Why should we assume Biden has hit bottom? Successful policy initiatives appear to drive popularity upward, academics agree, and policy failures, such as a defeated legislative agenda, drive it down. As his ambitious plans got whittled down and then were finally shipped off to Blue Plains, the crowd that had previously been ga-ga for Biden now took to expressing their disappointment in him to the pollsters. With no more campaign pledges to renege on-- and discounting other disasters like an Ebola outbreak or World War III over Ukraine-- it’s hard to imagine any additional diehard Biden supporters will desert him and cause his ratings to tumble lower. The only presidents to have rated lower in the Gallup Polls were Harry Truman (22 percent, during the Korean War), Richard Nixon (24 percent on his way out the door) and Jimmy Carter (28 percent, during wild inflation). When you’ve fallen into the subbasement, as Biden truly has, then almost any vertical improvement looks like a comeback.

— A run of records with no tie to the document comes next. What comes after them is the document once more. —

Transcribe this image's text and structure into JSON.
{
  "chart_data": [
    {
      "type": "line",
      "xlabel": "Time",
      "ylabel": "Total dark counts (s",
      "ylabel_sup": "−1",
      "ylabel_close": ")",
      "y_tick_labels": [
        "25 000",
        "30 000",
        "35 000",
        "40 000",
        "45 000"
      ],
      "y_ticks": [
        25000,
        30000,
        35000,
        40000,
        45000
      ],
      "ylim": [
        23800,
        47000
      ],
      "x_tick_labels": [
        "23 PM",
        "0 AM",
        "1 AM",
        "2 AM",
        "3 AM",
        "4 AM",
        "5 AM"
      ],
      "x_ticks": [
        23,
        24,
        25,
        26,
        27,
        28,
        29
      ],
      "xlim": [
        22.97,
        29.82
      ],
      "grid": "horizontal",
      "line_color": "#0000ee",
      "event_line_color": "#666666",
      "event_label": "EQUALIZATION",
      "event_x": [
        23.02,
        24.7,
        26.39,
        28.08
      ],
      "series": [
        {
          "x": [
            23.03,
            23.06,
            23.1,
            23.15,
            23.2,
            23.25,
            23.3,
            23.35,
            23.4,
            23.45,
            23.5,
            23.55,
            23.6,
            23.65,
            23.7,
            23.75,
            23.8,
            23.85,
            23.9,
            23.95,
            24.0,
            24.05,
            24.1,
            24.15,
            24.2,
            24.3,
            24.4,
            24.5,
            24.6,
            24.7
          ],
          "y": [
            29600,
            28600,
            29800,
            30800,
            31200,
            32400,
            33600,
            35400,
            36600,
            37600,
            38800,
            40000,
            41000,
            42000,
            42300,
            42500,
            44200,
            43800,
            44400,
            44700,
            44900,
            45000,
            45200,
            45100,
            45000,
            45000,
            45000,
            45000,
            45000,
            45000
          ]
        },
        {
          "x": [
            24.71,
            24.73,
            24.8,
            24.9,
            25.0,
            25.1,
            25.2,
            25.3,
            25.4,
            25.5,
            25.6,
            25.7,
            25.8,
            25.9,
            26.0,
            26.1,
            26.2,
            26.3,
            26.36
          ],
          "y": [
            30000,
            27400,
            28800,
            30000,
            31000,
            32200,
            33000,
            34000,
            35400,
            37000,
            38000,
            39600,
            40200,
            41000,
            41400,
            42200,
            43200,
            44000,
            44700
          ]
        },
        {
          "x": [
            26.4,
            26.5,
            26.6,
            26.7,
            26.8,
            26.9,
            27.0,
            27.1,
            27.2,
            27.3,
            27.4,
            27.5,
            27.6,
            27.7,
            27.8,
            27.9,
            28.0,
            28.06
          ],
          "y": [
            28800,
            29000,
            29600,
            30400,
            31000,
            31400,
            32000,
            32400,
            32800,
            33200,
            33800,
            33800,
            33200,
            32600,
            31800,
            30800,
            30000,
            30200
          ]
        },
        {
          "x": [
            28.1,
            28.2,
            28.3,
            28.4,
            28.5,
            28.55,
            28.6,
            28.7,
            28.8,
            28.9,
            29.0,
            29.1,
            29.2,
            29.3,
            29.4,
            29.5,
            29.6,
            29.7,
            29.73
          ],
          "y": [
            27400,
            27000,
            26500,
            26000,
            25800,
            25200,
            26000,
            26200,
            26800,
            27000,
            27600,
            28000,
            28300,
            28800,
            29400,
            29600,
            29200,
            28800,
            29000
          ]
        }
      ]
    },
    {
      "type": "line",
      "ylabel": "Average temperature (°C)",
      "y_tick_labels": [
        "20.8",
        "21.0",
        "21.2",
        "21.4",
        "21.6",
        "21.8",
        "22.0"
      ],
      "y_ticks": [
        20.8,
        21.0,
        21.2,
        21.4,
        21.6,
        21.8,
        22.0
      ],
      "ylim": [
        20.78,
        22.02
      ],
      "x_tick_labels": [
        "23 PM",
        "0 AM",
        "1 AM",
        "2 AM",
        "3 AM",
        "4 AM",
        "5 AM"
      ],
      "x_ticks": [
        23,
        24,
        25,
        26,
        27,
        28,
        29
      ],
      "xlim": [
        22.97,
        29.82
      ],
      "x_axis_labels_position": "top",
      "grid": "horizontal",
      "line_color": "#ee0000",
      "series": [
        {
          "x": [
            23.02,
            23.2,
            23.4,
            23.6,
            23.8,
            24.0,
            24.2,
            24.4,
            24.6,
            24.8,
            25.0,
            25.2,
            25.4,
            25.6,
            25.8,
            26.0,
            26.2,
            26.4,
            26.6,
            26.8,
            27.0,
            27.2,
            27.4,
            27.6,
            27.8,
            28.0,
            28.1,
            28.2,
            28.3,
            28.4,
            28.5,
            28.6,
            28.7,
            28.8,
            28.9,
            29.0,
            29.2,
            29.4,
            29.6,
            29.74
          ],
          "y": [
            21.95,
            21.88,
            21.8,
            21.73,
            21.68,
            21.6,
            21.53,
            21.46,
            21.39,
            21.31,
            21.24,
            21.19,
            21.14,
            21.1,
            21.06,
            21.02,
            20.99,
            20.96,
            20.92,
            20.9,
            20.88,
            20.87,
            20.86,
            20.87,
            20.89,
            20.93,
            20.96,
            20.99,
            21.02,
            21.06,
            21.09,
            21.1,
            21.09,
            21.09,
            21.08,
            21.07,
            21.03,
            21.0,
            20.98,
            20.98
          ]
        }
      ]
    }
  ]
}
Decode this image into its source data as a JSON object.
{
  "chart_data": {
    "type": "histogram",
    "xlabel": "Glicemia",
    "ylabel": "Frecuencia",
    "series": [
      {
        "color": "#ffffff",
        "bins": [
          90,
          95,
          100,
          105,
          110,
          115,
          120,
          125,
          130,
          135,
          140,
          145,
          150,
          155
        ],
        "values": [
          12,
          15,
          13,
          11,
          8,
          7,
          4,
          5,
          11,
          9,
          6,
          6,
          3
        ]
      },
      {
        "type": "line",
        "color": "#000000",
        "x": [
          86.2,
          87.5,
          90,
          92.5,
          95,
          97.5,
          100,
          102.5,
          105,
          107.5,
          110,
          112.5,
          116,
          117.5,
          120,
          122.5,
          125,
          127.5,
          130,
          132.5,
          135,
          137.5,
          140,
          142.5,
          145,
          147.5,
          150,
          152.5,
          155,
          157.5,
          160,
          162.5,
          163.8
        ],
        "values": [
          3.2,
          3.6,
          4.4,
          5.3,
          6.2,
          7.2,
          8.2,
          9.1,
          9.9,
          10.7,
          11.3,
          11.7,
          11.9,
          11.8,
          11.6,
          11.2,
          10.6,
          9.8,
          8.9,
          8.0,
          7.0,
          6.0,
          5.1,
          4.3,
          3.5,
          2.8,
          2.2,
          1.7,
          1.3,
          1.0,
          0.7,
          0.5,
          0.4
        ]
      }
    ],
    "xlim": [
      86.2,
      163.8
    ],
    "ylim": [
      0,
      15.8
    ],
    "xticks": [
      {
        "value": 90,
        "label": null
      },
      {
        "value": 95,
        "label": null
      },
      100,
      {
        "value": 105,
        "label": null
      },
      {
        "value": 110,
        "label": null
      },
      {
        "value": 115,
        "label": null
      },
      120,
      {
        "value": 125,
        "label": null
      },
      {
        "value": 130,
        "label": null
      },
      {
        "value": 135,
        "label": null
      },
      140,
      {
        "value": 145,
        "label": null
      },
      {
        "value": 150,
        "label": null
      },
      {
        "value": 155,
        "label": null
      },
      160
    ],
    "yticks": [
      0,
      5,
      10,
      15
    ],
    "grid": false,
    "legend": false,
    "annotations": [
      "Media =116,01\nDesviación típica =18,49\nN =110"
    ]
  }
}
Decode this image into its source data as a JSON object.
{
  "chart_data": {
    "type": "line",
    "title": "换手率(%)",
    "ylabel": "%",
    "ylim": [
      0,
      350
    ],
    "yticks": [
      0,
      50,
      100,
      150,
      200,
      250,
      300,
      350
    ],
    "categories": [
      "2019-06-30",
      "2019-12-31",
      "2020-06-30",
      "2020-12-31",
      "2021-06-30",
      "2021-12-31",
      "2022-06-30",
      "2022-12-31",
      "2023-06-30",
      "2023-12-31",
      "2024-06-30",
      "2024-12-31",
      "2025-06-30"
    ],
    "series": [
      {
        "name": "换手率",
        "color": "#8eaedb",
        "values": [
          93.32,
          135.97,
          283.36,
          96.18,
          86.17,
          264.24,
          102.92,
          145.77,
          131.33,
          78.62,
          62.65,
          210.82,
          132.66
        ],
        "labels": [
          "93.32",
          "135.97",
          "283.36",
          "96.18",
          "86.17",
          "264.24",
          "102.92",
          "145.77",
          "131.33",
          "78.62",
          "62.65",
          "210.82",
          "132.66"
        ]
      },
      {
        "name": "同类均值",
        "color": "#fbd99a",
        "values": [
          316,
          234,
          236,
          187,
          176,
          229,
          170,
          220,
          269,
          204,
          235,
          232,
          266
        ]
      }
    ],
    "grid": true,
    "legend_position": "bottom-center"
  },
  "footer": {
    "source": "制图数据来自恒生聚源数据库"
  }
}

As presidential scholars tell us, a rising economy lifts all incumbents’ boats. It isn’t exactly morning in America yet, but things are looking up. We just may be turning the corner on Covid. Despite the burst of inflation and supply chain hassles, the economic signs look great. Unemployment is down. Wages are up. Signing bonuses are common. People are quitting their bad jobs for better ones. Consumers are buying lots of stuff. If the current economic trends continue into the summer, Democratic candidates on the hustings will have a positive story to tell voters. Had the Build Back Better behemoth passed, the Republicans would have campaigned against big government and more taxes. Instead, with no new taxes in the immediate offing, Biden Democrats have denied Republicans their primary issue, leaving Biden and his followers yet another popularity-enhancing chapter to read to constituents.
...The best time to buy a politician’s stock is when he’s hit bottom. This is Biden’s. To maximize your political gains, take a flyer on him as he hits an upswing.